Jarvies acababa de quitarse la toga y vestía un traje de raya diplomática con reloj de cadena incluido. Lucía una corbata color burdeos de nudo perfecto y sus gruesos zapatos de cuero negro relucían como espejos. Tenía un rostro también reluciente, con visibles venillas rojas en ambas mejillas. Vieron en una mesa larga indumentaria de otros jueces: togas, cuellos blancos y pelucas grises, cada una de las prendas con el nombre de su propietario.
– Siéntense si encuentran silla -dijo Jarvies-. Les atendré aquí mismo -añadió alzando la vista, con la boca caída y levemente abierta, gesto habitual cuando presidía el tribunal.
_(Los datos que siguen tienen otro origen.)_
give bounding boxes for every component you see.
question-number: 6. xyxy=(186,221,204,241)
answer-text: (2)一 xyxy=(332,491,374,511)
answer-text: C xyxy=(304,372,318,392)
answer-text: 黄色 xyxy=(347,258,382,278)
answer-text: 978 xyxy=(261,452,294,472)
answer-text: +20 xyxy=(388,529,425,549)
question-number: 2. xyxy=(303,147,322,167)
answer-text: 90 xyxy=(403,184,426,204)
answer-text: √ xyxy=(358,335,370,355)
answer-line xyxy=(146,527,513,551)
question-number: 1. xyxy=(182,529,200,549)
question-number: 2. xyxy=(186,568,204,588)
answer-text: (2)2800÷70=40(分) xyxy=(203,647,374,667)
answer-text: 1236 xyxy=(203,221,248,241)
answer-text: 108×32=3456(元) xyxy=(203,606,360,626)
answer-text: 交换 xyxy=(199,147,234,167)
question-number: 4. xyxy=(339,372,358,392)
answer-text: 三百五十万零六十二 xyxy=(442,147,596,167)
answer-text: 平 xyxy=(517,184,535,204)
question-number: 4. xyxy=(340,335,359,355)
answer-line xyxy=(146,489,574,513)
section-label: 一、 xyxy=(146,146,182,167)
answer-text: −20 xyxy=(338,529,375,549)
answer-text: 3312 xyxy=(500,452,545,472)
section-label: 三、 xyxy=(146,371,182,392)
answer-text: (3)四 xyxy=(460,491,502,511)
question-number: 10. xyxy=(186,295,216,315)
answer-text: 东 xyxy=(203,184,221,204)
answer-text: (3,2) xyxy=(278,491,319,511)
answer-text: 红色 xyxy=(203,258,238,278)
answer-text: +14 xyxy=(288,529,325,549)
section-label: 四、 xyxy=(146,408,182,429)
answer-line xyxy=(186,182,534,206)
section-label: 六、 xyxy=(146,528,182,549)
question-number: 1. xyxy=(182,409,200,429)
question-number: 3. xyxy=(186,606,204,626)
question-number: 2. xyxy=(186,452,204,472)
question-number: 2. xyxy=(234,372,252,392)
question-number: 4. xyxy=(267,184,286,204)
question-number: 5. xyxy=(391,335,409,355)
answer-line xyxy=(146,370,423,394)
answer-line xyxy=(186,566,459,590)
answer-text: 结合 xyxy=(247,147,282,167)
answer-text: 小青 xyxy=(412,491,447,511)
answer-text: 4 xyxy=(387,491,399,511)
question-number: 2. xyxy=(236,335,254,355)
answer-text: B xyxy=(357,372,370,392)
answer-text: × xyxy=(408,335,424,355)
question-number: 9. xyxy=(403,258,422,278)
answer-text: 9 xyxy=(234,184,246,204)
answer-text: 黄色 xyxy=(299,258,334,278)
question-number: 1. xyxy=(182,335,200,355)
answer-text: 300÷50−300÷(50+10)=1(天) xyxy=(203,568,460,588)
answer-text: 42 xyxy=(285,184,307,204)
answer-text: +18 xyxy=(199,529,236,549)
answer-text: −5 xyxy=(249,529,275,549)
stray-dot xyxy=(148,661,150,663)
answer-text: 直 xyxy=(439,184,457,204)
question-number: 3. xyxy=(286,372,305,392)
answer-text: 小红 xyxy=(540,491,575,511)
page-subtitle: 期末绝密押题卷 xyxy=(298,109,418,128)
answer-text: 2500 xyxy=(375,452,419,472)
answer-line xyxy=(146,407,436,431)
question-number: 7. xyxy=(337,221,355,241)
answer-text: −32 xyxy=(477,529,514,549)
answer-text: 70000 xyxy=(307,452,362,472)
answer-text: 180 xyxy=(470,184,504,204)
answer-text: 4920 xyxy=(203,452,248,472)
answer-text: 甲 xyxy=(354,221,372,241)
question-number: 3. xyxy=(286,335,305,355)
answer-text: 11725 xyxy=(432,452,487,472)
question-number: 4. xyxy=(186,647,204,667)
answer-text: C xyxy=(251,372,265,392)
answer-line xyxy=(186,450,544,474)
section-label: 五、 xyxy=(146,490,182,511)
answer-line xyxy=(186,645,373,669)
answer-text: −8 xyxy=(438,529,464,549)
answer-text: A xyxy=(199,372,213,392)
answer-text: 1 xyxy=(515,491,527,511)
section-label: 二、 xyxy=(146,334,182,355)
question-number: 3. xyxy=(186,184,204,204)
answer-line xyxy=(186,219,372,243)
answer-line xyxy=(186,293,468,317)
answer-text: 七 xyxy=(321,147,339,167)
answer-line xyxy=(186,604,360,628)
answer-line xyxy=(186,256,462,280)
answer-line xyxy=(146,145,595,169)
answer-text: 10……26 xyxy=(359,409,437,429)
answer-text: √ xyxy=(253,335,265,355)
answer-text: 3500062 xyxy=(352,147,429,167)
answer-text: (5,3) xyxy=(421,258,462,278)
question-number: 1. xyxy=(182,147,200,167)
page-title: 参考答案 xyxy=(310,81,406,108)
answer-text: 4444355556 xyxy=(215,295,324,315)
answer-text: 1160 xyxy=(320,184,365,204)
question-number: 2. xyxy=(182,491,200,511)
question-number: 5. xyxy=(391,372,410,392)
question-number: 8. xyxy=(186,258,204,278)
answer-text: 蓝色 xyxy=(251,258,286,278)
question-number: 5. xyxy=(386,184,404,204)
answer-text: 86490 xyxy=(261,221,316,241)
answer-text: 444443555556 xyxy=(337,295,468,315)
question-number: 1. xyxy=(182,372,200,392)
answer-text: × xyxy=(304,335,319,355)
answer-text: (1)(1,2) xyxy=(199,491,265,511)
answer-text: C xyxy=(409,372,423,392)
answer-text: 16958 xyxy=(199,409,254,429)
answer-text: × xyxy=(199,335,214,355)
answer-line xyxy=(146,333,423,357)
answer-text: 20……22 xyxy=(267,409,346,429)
La primera vez que Rebus declaró ante Jarvies le había desconcertado aquel gesto peculiar y había pensado que el magistrado estaba constantemente a punto de interrumpirle.
– Me veo obligado a recibirles aquí porque tengo otra cita -añadió el juez.
– Muy bien, señor -dijo Hogan.
– La verdad es -añadió Rebus- que con lo que ha sucedido nos sorprende verle aquí.